The failure of the respective offices of the District Attorneys to process this matter the easy way leaves this Court in the dark as to whether or not the hearing required by Section 4246 was in fact held. Accordingly, it is
Ordered that respondent shall on or before November 4, 1966 file an additional response to which shall be attached copies of all pleadings and copies of the transcript of all proceedings held in connection with the petitioner in the United States District Court of Utah.
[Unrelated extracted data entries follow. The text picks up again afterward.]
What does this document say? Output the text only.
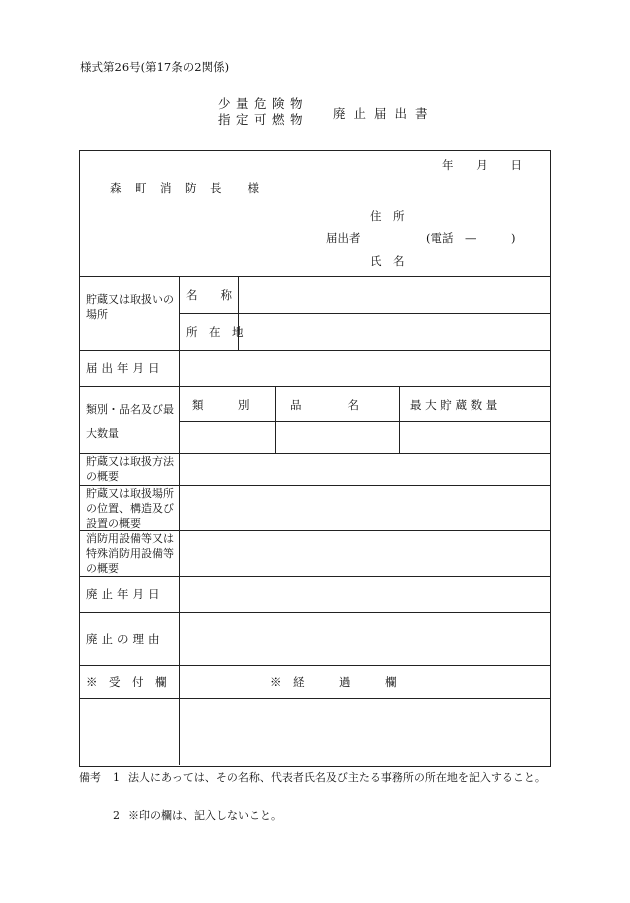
様式第26号(第17条の2関係)
少量危険物
指定可燃物 廃止届出書
年 月 日
森　町　消　防　長　　様
住　所
届出者	(電話　—　　　)
氏　名
貯蔵又は取扱いの場所
名　　称
所　在　地
届出年月日
類別・品名及び最大数量
類　　　別	品　　　　名	最 大 貯 蔵 数 量
貯蔵又は取扱方法の概要
貯蔵又は取扱場所の位置、構造及び設置の概要
消防用設備等又は特殊消防用設備等の概要
廃止年月日
廃止の理由
※　受　付　欄	※　経　　　過　　　欄
備考 1 法人にあっては、その名称、代表者氏名及び主たる事務所の所在地を記入すること。
2 ※印の欄は、記入しないこと。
It is
Further ordered that should an appropriate showing be made on or before November 4, 1966 that the respective District Attorney’s offices have at long last determined that the required hearing had not in fact been held and that Judge Ritter of the District of Utah has signed an order presented to him requiring the return of the petitioner to the District of Utah, for further proceedings in accordance with law, then, in that event, but only in that event, compliance with the first order will be excused, and petitioner’s application for habeas corpus in this .court, ia that event, will be dismissed as moot.
ADDENDUM
Upon being advised that Judge Ritter had entered an order requiring that the petitioner be returned to the District of Utah at the earliest possible date and that such order had been executed, the above petition for habeas corpus was dismissed without prejudice as moot on November 23,1966.
The respective Assistant United States Attorneys are commended for their cooperation following our order of October 21, 1966.